In the end, even the supposed aggressiveness of the drivers turned out to be overstated. Actually I think drivers in Japan tend to be more egregious in their tendency to tailgate at speed and suddenly stop in the middle of the road, etc. My theory would be that Italians express themselves openly and without hesitation in most areas of public life, whereas Japanese, by and large, refrain from letting others know how they feel, until they get behind the wheel of a car… I digress. Italian drivers were not hesitant or overly courteous, but they were actually fairly predictable once you got used to their style. Once we got used to how to order and pay (in the correct order) in Italian caffe bars, too, the baristas were nothing if not incredibly genial and courteous. I guess knowing the rules and knowing a bit more of the language would have helped us get into the swing of things and move on to appreciating the little things sooner, but I suppose that’s always true. The saddest thing about leaving Italy now is that I felt like I was just getting acclimated to being there more completely and thus, had we another week here, I’d have surely been more thoroughly equipped to enjoy it. Next new country I go to, maybe I need to read up just that little bit more, or get more sleep upon arrival so that I am more ready to be a cultural and linguistic sponge during the day.

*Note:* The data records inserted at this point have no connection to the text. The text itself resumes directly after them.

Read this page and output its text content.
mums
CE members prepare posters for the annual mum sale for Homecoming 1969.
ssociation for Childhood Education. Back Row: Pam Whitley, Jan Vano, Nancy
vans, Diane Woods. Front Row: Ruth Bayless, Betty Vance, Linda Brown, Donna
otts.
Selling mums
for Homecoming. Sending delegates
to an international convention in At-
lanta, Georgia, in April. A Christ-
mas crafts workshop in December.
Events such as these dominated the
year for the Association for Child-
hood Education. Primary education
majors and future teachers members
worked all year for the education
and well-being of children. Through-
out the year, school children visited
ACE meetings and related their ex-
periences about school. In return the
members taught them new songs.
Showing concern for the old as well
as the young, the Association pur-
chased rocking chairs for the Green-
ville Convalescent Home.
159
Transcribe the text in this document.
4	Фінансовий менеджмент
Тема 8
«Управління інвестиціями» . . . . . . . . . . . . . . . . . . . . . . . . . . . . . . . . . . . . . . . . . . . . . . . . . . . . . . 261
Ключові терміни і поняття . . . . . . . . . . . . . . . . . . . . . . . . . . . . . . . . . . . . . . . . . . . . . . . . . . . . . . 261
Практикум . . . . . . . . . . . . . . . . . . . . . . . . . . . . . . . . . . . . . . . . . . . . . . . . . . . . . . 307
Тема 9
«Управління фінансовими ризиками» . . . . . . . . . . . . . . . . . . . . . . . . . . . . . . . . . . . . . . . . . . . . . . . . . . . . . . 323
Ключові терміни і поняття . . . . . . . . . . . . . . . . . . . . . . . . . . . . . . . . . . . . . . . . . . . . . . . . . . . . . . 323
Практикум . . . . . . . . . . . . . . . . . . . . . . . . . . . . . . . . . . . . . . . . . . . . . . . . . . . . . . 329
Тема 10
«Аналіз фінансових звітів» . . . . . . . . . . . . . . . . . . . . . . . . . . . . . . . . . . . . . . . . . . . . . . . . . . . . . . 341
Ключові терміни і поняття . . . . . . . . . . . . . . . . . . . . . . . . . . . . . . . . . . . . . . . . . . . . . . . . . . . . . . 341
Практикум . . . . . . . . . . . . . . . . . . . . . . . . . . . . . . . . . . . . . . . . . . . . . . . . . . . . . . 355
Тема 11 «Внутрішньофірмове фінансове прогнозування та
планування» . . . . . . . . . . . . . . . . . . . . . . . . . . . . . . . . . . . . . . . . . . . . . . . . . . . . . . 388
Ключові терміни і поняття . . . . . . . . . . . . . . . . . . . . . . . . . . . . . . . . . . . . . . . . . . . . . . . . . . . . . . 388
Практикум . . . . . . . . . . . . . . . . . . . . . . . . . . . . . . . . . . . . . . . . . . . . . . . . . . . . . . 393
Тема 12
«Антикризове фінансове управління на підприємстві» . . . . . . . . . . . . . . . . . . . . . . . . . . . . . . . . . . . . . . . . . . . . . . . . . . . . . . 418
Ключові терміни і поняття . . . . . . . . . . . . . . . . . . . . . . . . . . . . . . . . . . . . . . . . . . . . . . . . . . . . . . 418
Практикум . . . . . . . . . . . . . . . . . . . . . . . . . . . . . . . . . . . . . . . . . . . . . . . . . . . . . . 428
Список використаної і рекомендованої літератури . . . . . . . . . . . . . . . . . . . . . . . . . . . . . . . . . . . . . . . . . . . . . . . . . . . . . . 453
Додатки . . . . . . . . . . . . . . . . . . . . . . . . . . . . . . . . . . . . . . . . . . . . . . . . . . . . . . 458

Incidentally, we’re cruising along and getting ever closer to the French border, which is exhilarating. The Mediterranean Sea is blurring by outside our train window, along with so many blue and yellow umbrellas, complimented by idyllic looking waterfront apartments with terraces. I’d gladly live in any of these little towns, just from the look of them. The city of Genova, too, was somewhere I would love to spend more time, judging from the view as you enter it from the main train station. The bar man at the little caffe we stopped into for a coffee and light lunch before boarding our next train was a perfect representative of his city. I do hope I will be back again with more than a half hour to pass there.
For now, I’m going to keep trying to adjust my ears from Italian to French by spinning some more songs by La Femme, a band I’ve just discovered, and who are doing a bang-up job of soundtracking the quaint scenery that keeps on flowing by my window. See you soon.